The senior editor, her frizzy black hair showing the first streaks of gray, jumps at the sound of his piercing voice. Ruderman fixes her with a withering stare and takes a long puff off his big Cuban cigar, which was smuggled in from Canada just the other day by the production director, a rotund man wearing a toupee and sitting in the second row.
Ruderman exhales. Everyone gazes at the cloud of smoke swirling around his impeccably groomed silver hair. He raps his hand impatiently on the desktop. The troops are nervous. Though ‘Celebrity Skin’—purloined pictures of naked TV and movie stars—is now a popular High Society feature, everybody knows that sales still aren’t even close to where the ever demanding publisher wants them to be.
The numbers are down again this month,
he says, spitting out the words. He then stands up and strides purposefully to the front of the desk, giving his workers ample opportunity to admire the cut of his $2,000 custom-tailored, double-breasted Italian suit, charcoal-gray, with tasteful pinstripes. "And if we don’t do something about it soon, I’m not the one who’s going to be standing on the breadline. I want my magazine to be a household name, like Playboy. And I want it yesterday."
Jeff Goodman,* a long-time editor who has boldly chosen to sit in the front row, raises his hand.
Yes, Mr. Goodman,
says Ruderman.
I have an idea,
the pudgy, disheveled employee states confidently, as every eye turns to him with keen anticipation. He rises from his chair, tucks in his wrinkled white shirt, and adjusts his tie, savoring the moment. How’s this?
he finally says. "We print a phone number in the centerfold, like it’s the model’s private phone number, right? Then people call it, and they hear a recording of a girl talking dirty and coming, like she’s masturbating. People would pick up High Society just to get the number. Everybody would be talking about it. I’ll bet we get a thousand calls a day."
Ruderman, puffing thoughtfully, fills the air with another cloud of cigar smoke as he ponders the merits of his editor’s idea, apparently not quite sure what to make of it. Then he cracks what passes for a smile and says with some emotion: You, Mr. Goodman, are a creative genius, and you will not be standing in the breadline!
RUDERMAN TELLS Goodman to set up a phone-sex system. This involves installing ninety telephone answering machines in a little-used back room, on a battery of gray metal shelves. The machines, which all carry the same thirty-second erotic message recorded by a sultry-voiced actress pretending to be Cindy, the High Society centerfold, are hooked up to one telephone line.

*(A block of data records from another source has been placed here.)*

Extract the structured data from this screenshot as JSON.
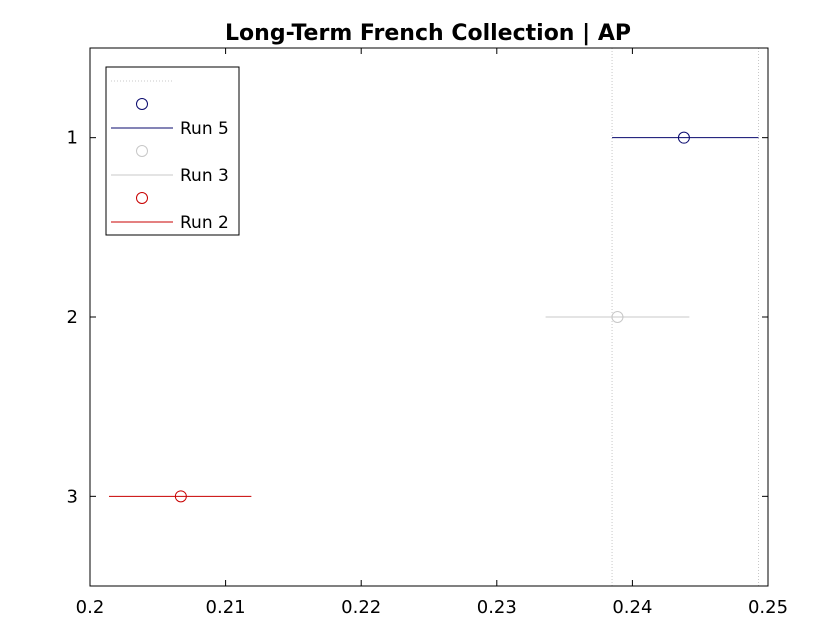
{
  "chart_data": {
    "type": "scatter",
    "title": "Long-Term French Collection | AP",
    "xlabel": "",
    "ylabel": "",
    "xlim": [
      0.2,
      0.25
    ],
    "ylim": [
      0.5,
      3.5
    ],
    "y_reversed": true,
    "x_ticks": [
      0.2,
      0.21,
      0.22,
      0.23,
      0.24,
      0.25
    ],
    "x_tick_labels": [
      "0.2",
      "0.21",
      "0.22",
      "0.23",
      "0.24",
      "0.25"
    ],
    "y_ticks": [
      1,
      2,
      3
    ],
    "y_tick_labels": [
      "1",
      "2",
      "3"
    ],
    "grid": false,
    "legend_position": "top-left",
    "reference_lines": [
      {
        "x": 0.2385,
        "style": "dotted",
        "color": "#c8c8c8"
      },
      {
        "x": 0.2493,
        "style": "dotted",
        "color": "#c8c8c8"
      }
    ],
    "series": [
      {
        "name": "Run 5",
        "y": 1,
        "mean": 0.2438,
        "low": 0.2385,
        "high": 0.2493,
        "color": "#0a0a6e"
      },
      {
        "name": "Run 3",
        "y": 2,
        "mean": 0.2389,
        "low": 0.2336,
        "high": 0.2442,
        "color": "#c8c8c8"
      },
      {
        "name": "Run 2",
        "y": 3,
        "mean": 0.2067,
        "low": 0.2014,
        "high": 0.2119,
        "color": "#c80000"
      }
    ]
  }
}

The phone number is published in the magazine and also printed on cards, which are handed out in the street.
The system is switched on. The phones begin ringing, and they never stop. Most callers can’t get through. The line’s swamped; it can handle only 1,000 calls per day; it’s getting 100,000. Angry High Society readers flood the switchboard with heated complaints: I want my free phone sex NOW!